A histórica: somos herdeiros de uma perversa herança colonial e escravocrata que marcou nossos hábitos. A colonização e a escravatura são instituições objetivamente violentas e injustas. Então as pessoas para sobreviverem e guardarem a mínima liberdade eram levadas a corromper. Quer dizer: subornar, conseguir favores mediante trocas, peculato (favorecimento ilícito com dinheiro público) ou nepotismo. Essa prática deu origem ao jeitinho brasileiro, uma forma de navegação dentro de uma sociedade desigual.

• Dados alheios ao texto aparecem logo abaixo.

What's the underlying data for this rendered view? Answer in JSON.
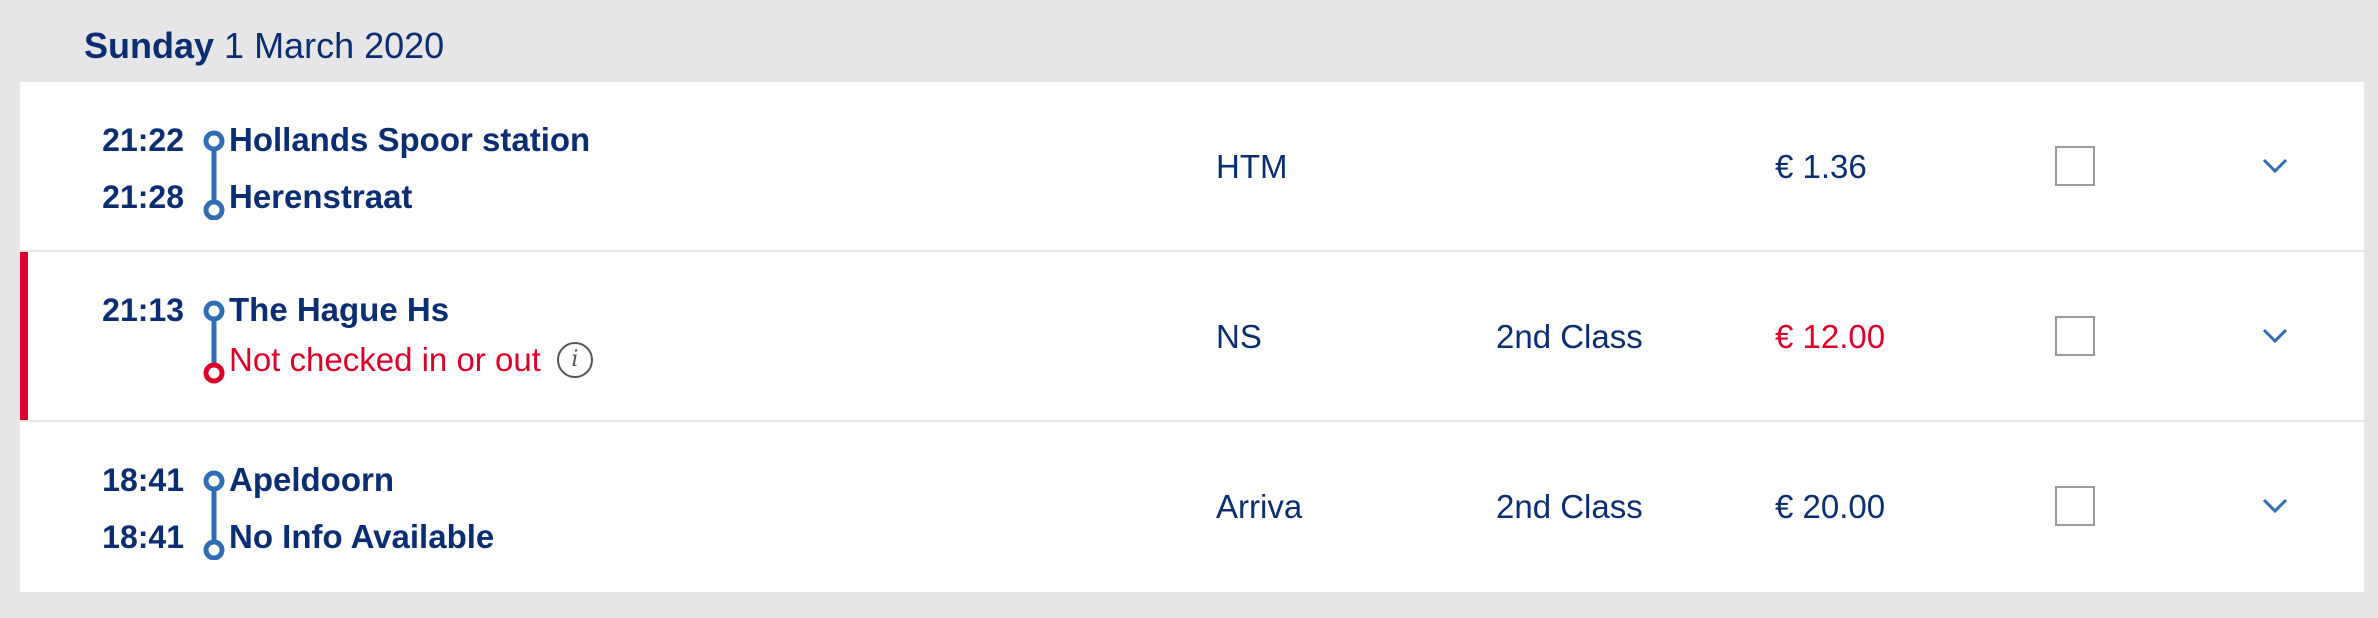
{
  "header": {
    "day": "Sunday",
    "date": "1 March 2020"
  },
  "trips": [
    {
      "departure_time": "21:22",
      "departure_stop": "Hollands Spoor station",
      "arrival_time": "21:28",
      "arrival_stop": "Herenstraat",
      "operator": "HTM",
      "class": "",
      "price": "€ 1.36",
      "status": "ok"
    },
    {
      "departure_time": "21:13",
      "departure_stop": "The Hague Hs",
      "arrival_time": "",
      "arrival_stop": "Not checked in or out",
      "operator": "NS",
      "class": "2nd Class",
      "price": "€ 12.00",
      "status": "error",
      "info_icon": "info-icon"
    },
    {
      "departure_time": "18:41",
      "departure_stop": "Apeldoorn",
      "arrival_time": "18:41",
      "arrival_stop": "No Info Available",
      "operator": "Arriva",
      "class": "2nd Class",
      "price": "€ 20.00",
      "status": "ok"
    }
  ],
  "colors": {
    "primary": "#0b2e72",
    "route": "#2f6db5",
    "error": "#db0029",
    "background": "#e6e6e9"
  }
}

A política: a base da corrupção política reside no patrimonialismo e no capitalismo sem regras. No patrimonialismo não se distingue a esfera pública da privada. Os que estão no poder tratam a coisa pública como se fosse sua e organizaram o Estado com estruturas e leis que servissem a seus interesses sem pensar no bem comum. Há um neopatrimonialismo na atual política que dá vantagens (concessões, médios de comunicação) a apaniguados políticos.
Devemos dizer que o capitalismo aqui e no mundo é em sua lógica, corrupto, embora aceito socialmente. Ele simplesmente impõe a dominação do capital sobre o trabalho, criando riqueza com a exploração do trabalhador e com a devastação da natureza. Gera desigualdades sociais que, eticamente, são injustiças, o que origina permanentes conflitos de classe. Piketti tem razão. A democracia pretendendo ser representativa de todos, na verdade, representa os interesses dos grupos dominantes e não os gerais da nação. Esta situação configura uma corrupção já estruturada e faz com que ações corruptas campeiem livre e impunemente.

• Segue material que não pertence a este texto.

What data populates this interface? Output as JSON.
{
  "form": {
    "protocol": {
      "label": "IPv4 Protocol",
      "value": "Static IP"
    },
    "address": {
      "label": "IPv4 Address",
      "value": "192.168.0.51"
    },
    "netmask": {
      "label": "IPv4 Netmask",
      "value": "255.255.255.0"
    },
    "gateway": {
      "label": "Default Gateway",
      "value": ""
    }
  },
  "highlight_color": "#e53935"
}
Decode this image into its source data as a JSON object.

Cultural: a cultura dita regras socialmente reconhecidas. Roberto Pompeu de Toledo escreveu em 1994 na Revista Veja: “Hoje sabemos que a corrupção faz parte de nosso sistema de poder tanto quanto o arroz e o feijão de nossas refeições”. Os corruptos são vistos como espertos e não como criminosos que de fato são. Via de regra podemos dizer: quanto mais desigual e injusta é uma sociedade, em especial, um Estado, mais se cria um caldo cultural que permite e tolera a corrupção.
Especialmente nos portadores de poder se manifesta a tendência à corrupção. Bem dizia o católico Lord Acton (1843-1902): “o poder tem a tendência a se corromper e o absoluto poder corrompe absolutamente”. E acrescentava: “Meu dogma é a geral maldade dos homens portadores de autoridade; são os que mais se corrompem”.

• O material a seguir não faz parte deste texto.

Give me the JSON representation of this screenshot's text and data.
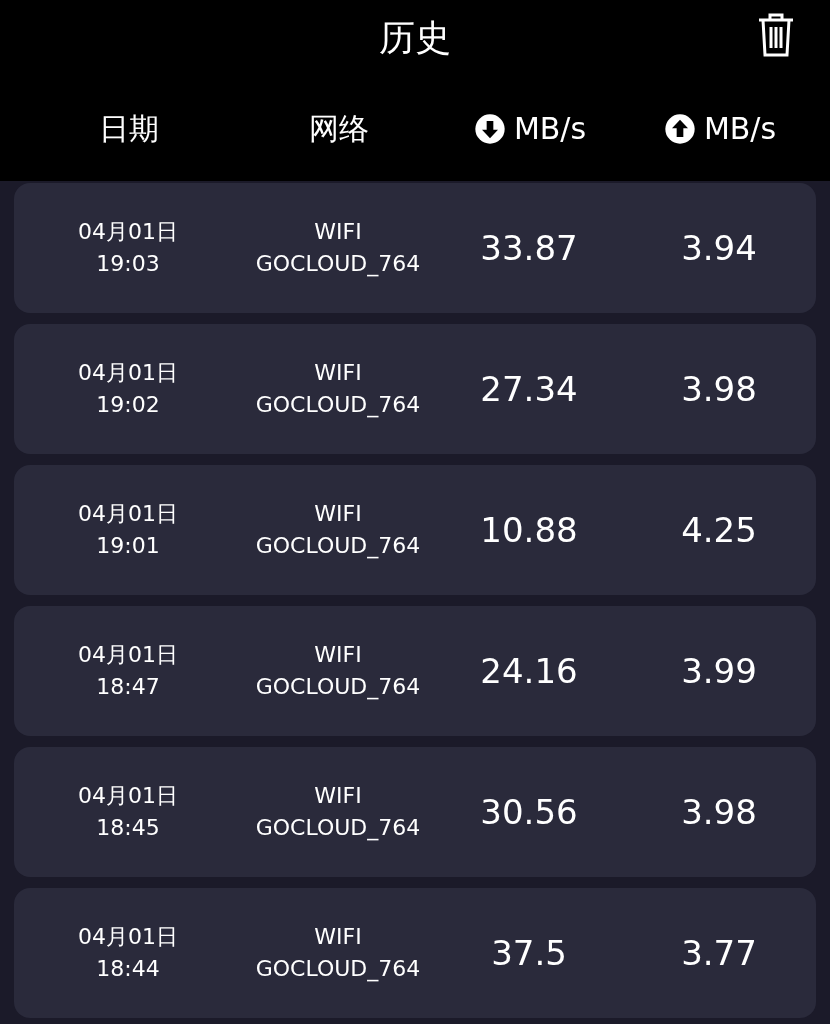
{
  "header": {
    "title": "历史"
  },
  "columns": [
    {
      "kind": "text",
      "label": "日期"
    },
    {
      "kind": "text",
      "label": "网络"
    },
    {
      "kind": "download",
      "label": "MB/s"
    },
    {
      "kind": "upload",
      "label": "MB/s"
    }
  ],
  "rows": [
    {
      "date": "04月01日",
      "time": "19:03",
      "network_type": "WIFI",
      "network_name": "GOCLOUD_764",
      "download": "33.87",
      "upload": "3.94"
    },
    {
      "date": "04月01日",
      "time": "19:02",
      "network_type": "WIFI",
      "network_name": "GOCLOUD_764",
      "download": "27.34",
      "upload": "3.98"
    },
    {
      "date": "04月01日",
      "time": "19:01",
      "network_type": "WIFI",
      "network_name": "GOCLOUD_764",
      "download": "10.88",
      "upload": "4.25"
    },
    {
      "date": "04月01日",
      "time": "18:47",
      "network_type": "WIFI",
      "network_name": "GOCLOUD_764",
      "download": "24.16",
      "upload": "3.99"
    },
    {
      "date": "04月01日",
      "time": "18:45",
      "network_type": "WIFI",
      "network_name": "GOCLOUD_764",
      "download": "30.56",
      "upload": "3.98"
    },
    {
      "date": "04月01日",
      "time": "18:44",
      "network_type": "WIFI",
      "network_name": "GOCLOUD_764",
      "download": "37.5",
      "upload": "3.77"
    }
  ]
}
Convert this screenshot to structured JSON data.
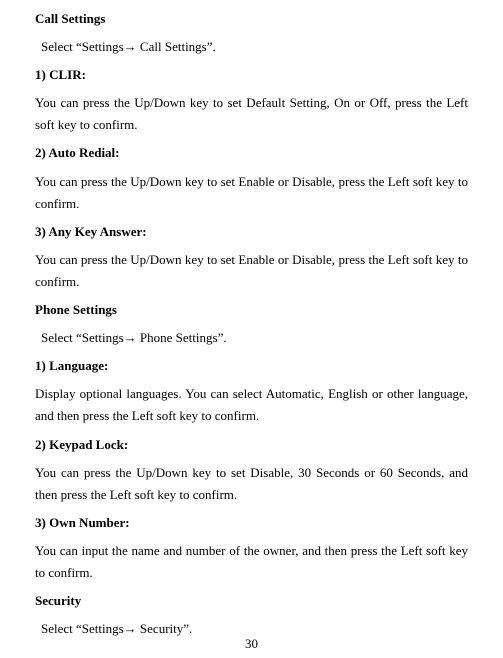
{
  "sections": [
    {
      "heading": "Call Settings",
      "nav": "Select “Settings→ Call Settings”.",
      "items": [
        {
          "title": "1) CLIR:",
          "body": "You can press the Up/Down key to set Default Setting, On or Off, press the Left soft key to confirm."
        },
        {
          "title": "2) Auto Redial:",
          "body": "You can press the Up/Down key to set Enable or Disable, press the Left soft key to confirm."
        },
        {
          "title": "3) Any Key Answer:",
          "body": "You can press the Up/Down key to set Enable or Disable, press the Left soft key to confirm."
        }
      ]
    },
    {
      "heading": "Phone Settings",
      "nav": "Select “Settings→ Phone Settings”.",
      "items": [
        {
          "title": "1) Language:",
          "body": "Display optional languages. You can select Automatic, English or other language, and then press the Left soft key to confirm."
        },
        {
          "title": "2) Keypad Lock:",
          "body": "You can press the Up/Down key to set Disable, 30 Seconds or 60 Seconds, and then press the Left soft key to confirm."
        },
        {
          "title": "3) Own Number:",
          "body": "You can input the name and number of the owner, and then press the Left soft key to confirm."
        }
      ]
    },
    {
      "heading": "Security",
      "nav": "Select “Settings→ Security”.",
      "items": []
    }
  ],
  "page_number": "30"
}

Por que isso? Hobbes no seu Leviatã (1651) nos acena para uma resposta plausível: “a razão disso reside no fato de que não se pode garantir o poder senão buscando ainda mais poder”. Lamentavelmente foi o que ocorreu com setores do PT (não com todo o partido) e de seus aliados. Levantaram a bandeira da ética e das transformações sociais. Mas ao invés de se apoiar no poder da sociedade civil e dos movimentos e criar uma nova hegemonia, preferiu o caminho curto das alianças e dos acordos com o corrupto poder dominante. Garantiu a governabilidade a preço de mercantilizar as relações políticas e abandonar a bandeira da ética. Um sonho de gerações foi frustrado. Oxalá possa ainda ser resgatado.
Como combater a corrupção? Pela transparência total, pelo aumento dos auditores confiáveis que atacam antecipadamente a corrupção. Como nos informa o World Economic Forum, a Dinamarca e a Holanda possuem 100 auditores por 100.000 habitantes; o Brasil apenas, 12.800 quando precisaríamos pelo menos de 160.000. E lutar para uma democracia mais participativa que se faz vigilante e que cobra inteireza ética de seus representantes.
(Original aqui.)
A unica forma de o PT se manter no poder, foi fazer alianças seja la quem for, resultando numa pessima imagem ao Partido, que dificilmente vai se livrar do estigma de um partido corrupto.Acho que trabalhadores se envolvendo com o poder politico, simplesmente se esquecem do seu passado e passam a receber os benesses do estado, nem sempre licitas.